Corinne Evens is the daughter of Georges Evens and Irena Radzymińska, who were born in Warsaw and emigrated to Belgium, where Georges made an international business career, after the Second World War. Corinne Evens garduated in mathematics from the Université libre de Bruxelles. She also studied at the New York University film school.
Corinne Evens is a member of international supervisory boards and company executive boards. She chairs a financial group and is active on the real estate market in Poland and other European countries. At the same time she is involved in philanthropic work commemorating her parents. The Evens Foundation, established in 1996, supports projects that promote democratic values, which are at the heart of European identity. The Foundation runs international activities, with offices in Antwerp, Paris and Warsaw.
Corinne Evens was one of the first private donors to support the Museum of the History of Polish Jews project, recognizing the Museum as one of the largest and most significant contemporary European undertakings. In June 2008, she managed to bring together over 60 prominent figures from the world of business and culture at the Polish Embassy in Paris, forming the European Association of the Museum of the History of Polish Jews. The purpose of the Association is to encourage potential donors from Europe to support the Museum and to promote the institution in France, Belgium and in European capitals.
In 2011 Corinne Evens was honored with the Voice of Joy and Deliverance – the award of the Jewish Culture Festival in Krakow, given to individuals and institutions which support the festival.

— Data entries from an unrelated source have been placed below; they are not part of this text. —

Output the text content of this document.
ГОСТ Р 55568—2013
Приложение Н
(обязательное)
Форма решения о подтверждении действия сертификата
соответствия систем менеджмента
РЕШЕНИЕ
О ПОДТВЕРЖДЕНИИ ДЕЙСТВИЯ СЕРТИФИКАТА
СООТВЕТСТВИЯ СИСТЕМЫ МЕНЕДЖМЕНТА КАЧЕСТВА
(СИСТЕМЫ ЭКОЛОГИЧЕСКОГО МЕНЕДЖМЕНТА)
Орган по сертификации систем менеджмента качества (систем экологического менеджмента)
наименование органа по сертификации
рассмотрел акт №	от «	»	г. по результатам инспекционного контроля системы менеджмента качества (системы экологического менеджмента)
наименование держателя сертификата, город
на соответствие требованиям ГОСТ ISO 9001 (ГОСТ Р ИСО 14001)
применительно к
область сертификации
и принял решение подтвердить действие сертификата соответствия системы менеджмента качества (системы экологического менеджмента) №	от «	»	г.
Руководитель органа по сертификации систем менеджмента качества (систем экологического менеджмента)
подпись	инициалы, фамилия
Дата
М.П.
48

“The presence of Jews in Poland was an important element of European and world history. The Museum, which will describe 1000 years of the history of Jews in Poland, will be a place of memory and culture, an indispensable place in a united Europe.
I discovered the project of the Museum more than 10 years ago when Mr. Aleksander Kwasniewski was President of Poland and Mr. Lech Kaczynski was the Mayor of Warsaw. Mrs. Ewa Junczyk-Ziomecka was at the time member of the Association of the Jewish Historical Institute and director of the development department of the Museum. The Project was introduced to me by Victor Markowicz, a founding donor. I then had the chance to meet Sigmund Rolat, Marian Turski and later on Waldemar Dąbrowski and many other people committed to the Museum. They all became unforgettable friends with whom we shared incredible moments of joy and sadness.
This was the beginning of the path to my roots in Poland and it became obvious for me that this Museum is necessary for humanity and the next generations.”